Тут же были выбраны секунданты, отмерены
десять огромных шагов в проходе между партами. Всеми приготовлениями
распоряжался сам Пшенный. Он провел мелом на полу две черты и приказал закрыть
на стул дверь, чтоб не вошел дежурный по этажу учитель.
— Уважаемые дуэлянты, —
обратился к нам, как требовали правила, Женька, — в последний раз
предлагаю вам помириться, пойти на мировую и подать друг другу руку, ты виноват
перед Верой, извинись, и все будет…
— Нет! — закричал Петя. — Никаких извинений — будем
стреляться!
— А я и не собираюсь извиняться! — отрезал я. —
Принимаю вызов.
Я был уверен, что Петя доживает свои последние минуты на этой
земле, и твердо, сквозь зубы произнес:
— Прощайся с жизнью, презренный!
Нам были выданы очки-консервы и по одной пуле Женькиного
производства: они должны быть одинаковыми. Потом Пшенный оглядел наши
«пистолеты» — надетые на пальцы резинки — и важно сказал:
— Противники, на линию огня!
Мы стали возле начертанных мелом линий, и Пшенный проверил, чтоб
ботинки ни одного из нас не переступили их.

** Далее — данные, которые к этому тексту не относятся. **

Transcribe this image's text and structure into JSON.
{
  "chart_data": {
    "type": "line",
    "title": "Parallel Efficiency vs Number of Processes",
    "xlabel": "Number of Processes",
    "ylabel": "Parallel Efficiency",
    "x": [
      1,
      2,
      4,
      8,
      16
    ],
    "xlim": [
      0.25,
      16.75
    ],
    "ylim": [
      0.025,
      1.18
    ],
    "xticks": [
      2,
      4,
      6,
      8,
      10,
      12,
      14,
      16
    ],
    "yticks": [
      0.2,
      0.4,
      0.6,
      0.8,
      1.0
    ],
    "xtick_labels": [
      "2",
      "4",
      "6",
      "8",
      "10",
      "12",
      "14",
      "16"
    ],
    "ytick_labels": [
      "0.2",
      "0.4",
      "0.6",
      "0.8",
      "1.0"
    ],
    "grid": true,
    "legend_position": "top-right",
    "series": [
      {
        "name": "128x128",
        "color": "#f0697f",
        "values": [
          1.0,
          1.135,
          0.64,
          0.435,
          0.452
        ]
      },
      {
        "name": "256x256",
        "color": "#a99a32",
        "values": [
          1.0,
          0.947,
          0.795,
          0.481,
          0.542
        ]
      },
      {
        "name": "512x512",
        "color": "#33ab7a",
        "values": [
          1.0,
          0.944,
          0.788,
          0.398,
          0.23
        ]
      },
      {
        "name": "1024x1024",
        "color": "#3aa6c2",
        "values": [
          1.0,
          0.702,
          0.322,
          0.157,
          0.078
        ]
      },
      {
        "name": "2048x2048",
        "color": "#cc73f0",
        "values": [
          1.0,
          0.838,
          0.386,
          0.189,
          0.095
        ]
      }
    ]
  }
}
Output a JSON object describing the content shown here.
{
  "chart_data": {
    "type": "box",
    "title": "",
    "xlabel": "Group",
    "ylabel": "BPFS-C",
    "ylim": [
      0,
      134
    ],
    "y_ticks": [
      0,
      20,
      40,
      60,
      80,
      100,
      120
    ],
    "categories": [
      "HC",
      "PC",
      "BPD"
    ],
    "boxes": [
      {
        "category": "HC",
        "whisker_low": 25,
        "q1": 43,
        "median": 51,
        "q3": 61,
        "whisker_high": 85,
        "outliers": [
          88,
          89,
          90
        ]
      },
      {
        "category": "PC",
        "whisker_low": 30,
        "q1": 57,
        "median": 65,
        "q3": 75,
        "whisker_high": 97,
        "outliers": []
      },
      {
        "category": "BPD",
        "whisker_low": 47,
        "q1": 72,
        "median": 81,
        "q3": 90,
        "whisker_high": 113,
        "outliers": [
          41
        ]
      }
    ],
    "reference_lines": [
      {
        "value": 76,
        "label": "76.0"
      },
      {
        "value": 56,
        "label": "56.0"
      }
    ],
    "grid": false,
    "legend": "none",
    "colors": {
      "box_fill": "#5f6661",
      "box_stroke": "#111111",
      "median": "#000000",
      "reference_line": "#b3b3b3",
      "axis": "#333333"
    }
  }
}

— Начинайте! — деловито сказал Пшенный.
Мы стали целиться.
Большие квадратные очки, туго сжатые на затылке ремешками, больно
врезались в лоб и щеки. Все, кто был в классе, выстроились у стен. Я
хладнокровно целился в розоватый Петькин лоб. Вдруг кто-то задергал дверью, и
стул, одной ножкой продетый в дверную ручку, запрыгал.
Я, сжав губы, оттянул насколько мог назад резинку — удар должен
быть точным! — и готов был уже разжать пальцы с пулей, как вдруг… нет, в
это нельзя было поверить… в мою грудь ударила пуля.
— Падай! — заорали ребята. — Падай, ты убит!
Я продолжал целиться, но кто-то схватил мой «пистолет», меня
схватили, приподняли и силой уложили на пол — таков был ритуал.
Потом я встал, сорвал с лица очки-консервы, сдернул с пальцев
резинку и ушел в коридор. Я не мог никого видеть. Они предали меня и были рады
моей гибели. И как это он попал? Но что я мог поделать? По принятому нами же
закону отныне я на неделю лишался права участвовать в дуэлях и должен был
подчиниться этому.
Я был убит на дуэли и, как понял это позже, был убит по заслугам.